Comparison
Squawk vs pgfence
An honest comparison of two Postgres migration linters: Squawk (Rust, SQL-only) and pgfence (TypeScript, multi-ORM with safe rewrite guidance).
What Squawk does well
Squawk is a Rust-based Postgres migration linter with an official GitHub Action. It also covers broader SQL authoring workflows with goto-definition, hover, completions, and inlay hints.

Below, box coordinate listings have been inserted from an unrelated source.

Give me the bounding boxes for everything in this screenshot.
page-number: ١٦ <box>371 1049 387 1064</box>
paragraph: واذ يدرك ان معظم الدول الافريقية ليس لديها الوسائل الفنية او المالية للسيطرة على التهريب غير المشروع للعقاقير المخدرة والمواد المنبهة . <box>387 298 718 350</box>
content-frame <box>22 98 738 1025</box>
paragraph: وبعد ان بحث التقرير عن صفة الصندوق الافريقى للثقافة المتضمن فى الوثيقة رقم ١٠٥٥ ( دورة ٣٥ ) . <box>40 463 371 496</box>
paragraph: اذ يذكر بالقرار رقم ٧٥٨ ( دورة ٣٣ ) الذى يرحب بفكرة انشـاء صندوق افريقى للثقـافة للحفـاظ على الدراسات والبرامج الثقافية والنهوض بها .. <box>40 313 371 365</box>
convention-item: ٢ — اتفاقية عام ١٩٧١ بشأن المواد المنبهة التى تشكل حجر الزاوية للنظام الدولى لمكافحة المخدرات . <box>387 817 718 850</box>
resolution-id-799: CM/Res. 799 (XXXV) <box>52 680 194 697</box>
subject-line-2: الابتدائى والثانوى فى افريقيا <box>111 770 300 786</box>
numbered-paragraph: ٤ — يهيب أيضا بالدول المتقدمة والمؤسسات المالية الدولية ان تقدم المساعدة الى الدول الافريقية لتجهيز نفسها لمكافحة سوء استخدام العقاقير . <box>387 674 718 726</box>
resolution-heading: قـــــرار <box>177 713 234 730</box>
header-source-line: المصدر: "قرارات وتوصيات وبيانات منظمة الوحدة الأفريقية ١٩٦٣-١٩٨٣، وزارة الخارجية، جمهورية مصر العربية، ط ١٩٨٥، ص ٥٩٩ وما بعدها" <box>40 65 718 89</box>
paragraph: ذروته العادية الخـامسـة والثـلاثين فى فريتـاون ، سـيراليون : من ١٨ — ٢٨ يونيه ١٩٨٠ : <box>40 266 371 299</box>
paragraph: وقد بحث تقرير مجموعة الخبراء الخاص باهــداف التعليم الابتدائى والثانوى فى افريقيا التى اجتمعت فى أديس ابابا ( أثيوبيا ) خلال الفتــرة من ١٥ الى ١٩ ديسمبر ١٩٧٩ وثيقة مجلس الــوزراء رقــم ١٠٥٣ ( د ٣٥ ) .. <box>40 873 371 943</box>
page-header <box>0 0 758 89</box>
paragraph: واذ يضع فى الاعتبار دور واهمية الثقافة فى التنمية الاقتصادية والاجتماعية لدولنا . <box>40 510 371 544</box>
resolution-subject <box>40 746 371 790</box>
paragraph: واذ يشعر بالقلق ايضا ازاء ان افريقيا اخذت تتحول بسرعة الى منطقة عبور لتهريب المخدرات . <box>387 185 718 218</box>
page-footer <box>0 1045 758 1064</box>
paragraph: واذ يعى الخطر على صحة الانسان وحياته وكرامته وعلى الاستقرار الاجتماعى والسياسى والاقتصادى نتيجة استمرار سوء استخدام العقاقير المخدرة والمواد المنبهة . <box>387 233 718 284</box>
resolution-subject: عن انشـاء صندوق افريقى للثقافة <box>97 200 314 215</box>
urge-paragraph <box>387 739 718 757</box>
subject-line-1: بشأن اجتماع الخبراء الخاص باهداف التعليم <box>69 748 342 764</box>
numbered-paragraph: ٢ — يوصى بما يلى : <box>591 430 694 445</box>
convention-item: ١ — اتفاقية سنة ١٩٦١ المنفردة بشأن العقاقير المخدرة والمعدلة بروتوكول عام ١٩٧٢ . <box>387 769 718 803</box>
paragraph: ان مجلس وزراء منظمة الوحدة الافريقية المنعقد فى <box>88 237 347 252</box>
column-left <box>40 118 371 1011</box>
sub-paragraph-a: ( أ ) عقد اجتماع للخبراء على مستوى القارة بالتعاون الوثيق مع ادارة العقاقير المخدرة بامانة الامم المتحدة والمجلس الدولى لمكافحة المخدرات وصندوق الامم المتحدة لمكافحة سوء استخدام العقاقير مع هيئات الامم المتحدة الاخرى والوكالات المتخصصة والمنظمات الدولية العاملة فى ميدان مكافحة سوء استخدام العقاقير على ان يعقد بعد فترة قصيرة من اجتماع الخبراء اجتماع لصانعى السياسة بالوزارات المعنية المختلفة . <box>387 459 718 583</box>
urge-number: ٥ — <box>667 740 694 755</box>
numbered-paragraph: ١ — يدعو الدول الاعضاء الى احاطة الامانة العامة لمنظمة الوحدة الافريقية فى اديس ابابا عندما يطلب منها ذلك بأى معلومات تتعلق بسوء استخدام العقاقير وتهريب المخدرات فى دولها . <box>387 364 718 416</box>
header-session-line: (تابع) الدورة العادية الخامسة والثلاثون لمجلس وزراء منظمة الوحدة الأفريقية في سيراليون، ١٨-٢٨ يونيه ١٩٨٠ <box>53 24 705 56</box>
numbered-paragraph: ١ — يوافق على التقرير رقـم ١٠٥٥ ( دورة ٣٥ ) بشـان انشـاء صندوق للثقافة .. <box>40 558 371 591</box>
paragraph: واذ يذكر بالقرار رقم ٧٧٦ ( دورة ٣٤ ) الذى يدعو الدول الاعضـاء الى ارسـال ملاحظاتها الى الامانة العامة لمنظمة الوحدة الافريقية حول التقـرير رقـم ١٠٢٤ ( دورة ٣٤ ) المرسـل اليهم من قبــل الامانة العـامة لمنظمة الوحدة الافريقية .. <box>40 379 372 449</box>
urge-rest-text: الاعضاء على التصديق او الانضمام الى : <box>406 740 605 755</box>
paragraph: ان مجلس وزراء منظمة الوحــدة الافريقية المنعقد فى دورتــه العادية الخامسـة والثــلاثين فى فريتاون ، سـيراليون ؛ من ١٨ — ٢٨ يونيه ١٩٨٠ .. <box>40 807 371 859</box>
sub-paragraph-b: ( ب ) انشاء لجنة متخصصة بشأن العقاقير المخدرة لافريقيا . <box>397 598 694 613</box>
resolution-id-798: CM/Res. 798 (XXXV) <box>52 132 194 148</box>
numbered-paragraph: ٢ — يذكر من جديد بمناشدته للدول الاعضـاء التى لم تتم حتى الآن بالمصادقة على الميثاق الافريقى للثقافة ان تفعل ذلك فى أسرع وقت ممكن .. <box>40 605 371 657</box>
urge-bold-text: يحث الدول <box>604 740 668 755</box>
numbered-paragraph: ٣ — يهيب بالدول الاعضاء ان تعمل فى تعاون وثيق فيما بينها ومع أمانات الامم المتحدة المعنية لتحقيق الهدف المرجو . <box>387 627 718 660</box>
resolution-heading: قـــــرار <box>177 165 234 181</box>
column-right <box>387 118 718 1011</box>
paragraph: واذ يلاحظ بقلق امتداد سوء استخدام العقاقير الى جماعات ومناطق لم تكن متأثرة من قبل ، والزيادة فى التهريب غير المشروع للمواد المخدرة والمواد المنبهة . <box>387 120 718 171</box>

If your team writes raw SQL and wants a fast lint pass in CI alongside rich editor features for general SQL authoring, Squawk is a solid choice.
Feature comparison
| Feature | Squawk | pgfence |
|---|---|---|
| Language | Rust | TypeScript (Node.js native) |
| SQL parser | Custom parser (CST-level access) | libpg_query (PostgreSQL's actual parser) |
| Rule surface | Focused SQL lint rule set | Broad migration-safety rule set |
| Trace mode | No | Yes (Docker-based, verifies locks against real PG) |
| Input: raw SQL | Yes | Yes |
| Input: TypeORM / Prisma / Knex / Sequelize / Drizzle | No (can pipe Django/Alembic output) | Yes (built-in ORM extractors) |
| Lock mode reporting | Implicit (in rule descriptions) | Explicit per statement |
| Safe rewrite recipes | Links to docs | Step-by-step safe rewrite guidance in output |
| DB-size-aware risk scoring | No | Yes (stats snapshot or direct connection) |
| VS Code extension | Yes (SQL IDE: goto-def, completions, inlay hints) | Yes (migration-focused: diagnostics, supported quick fixes, hover) |
| Output formats | Terminal, GitHub | Terminal, JSON, GitHub PR comment, SARIF |
| GitHub Action | Yes (first-party GitHub Action) | Yes (repo-level composite action) |
| Coverage reporting | No | Yes (analyzed vs. unanalyzable statements) |
| Policy checks | Some (timeout-setting lint) | Yes (lock_timeout, statement_timeout, tx policy) |
Different focus areas
Squawk covers more than migration linting. It also ships broader SQL authoring features with its own parser, including goto-definition, completions, and inlay hints.
pgfence is focused specifically on migration safety: lock mode analysis, risk scoring, trace verification, and safe rewrite guidance. Its editor integration is built around migration diagnostics and quick fixes for supported executable rewrites rather than general SQL authoring.
When to choose Squawk
- Your team writes raw SQL migrations exclusively
- You want a Rust binary with zero Node.js dependency
- You want a full SQL IDE experience (goto-def, completions, inlay hints) alongside migration linting
When to choose pgfence
- Your team uses TypeORM, Prisma, Knex, Sequelize, or Drizzle migrations
- You want to know the exact lock mode each statement takes and what it blocks
- You want trace mode to verify lock predictions against real PostgreSQL
- You want step-by-step safe rewrite guidance directly in the output for supported patterns
- You need table-size-aware risk scoring
- You want SARIF output for GitHub Code Scanning annotations
- You want policy enforcement: missing
lock_timeout,CONCURRENTLYinside transactions - Your stack is Node.js/TypeScript
Both tools use the real parser (differently)
Squawk uses its own custom parser that provides CST-level access, needed for its IDE features. pgfence uses libpg_query, PostgreSQL's actual parser compiled to a C library. Both handle edge cases that regex-based linters miss.
The difference is in what they do after parsing. Squawk applies lint rules and powers IDE features. pgfence maps each AST node to a specific lock mode and risk level, then attaches safe migration guidance when it has a known rewrite.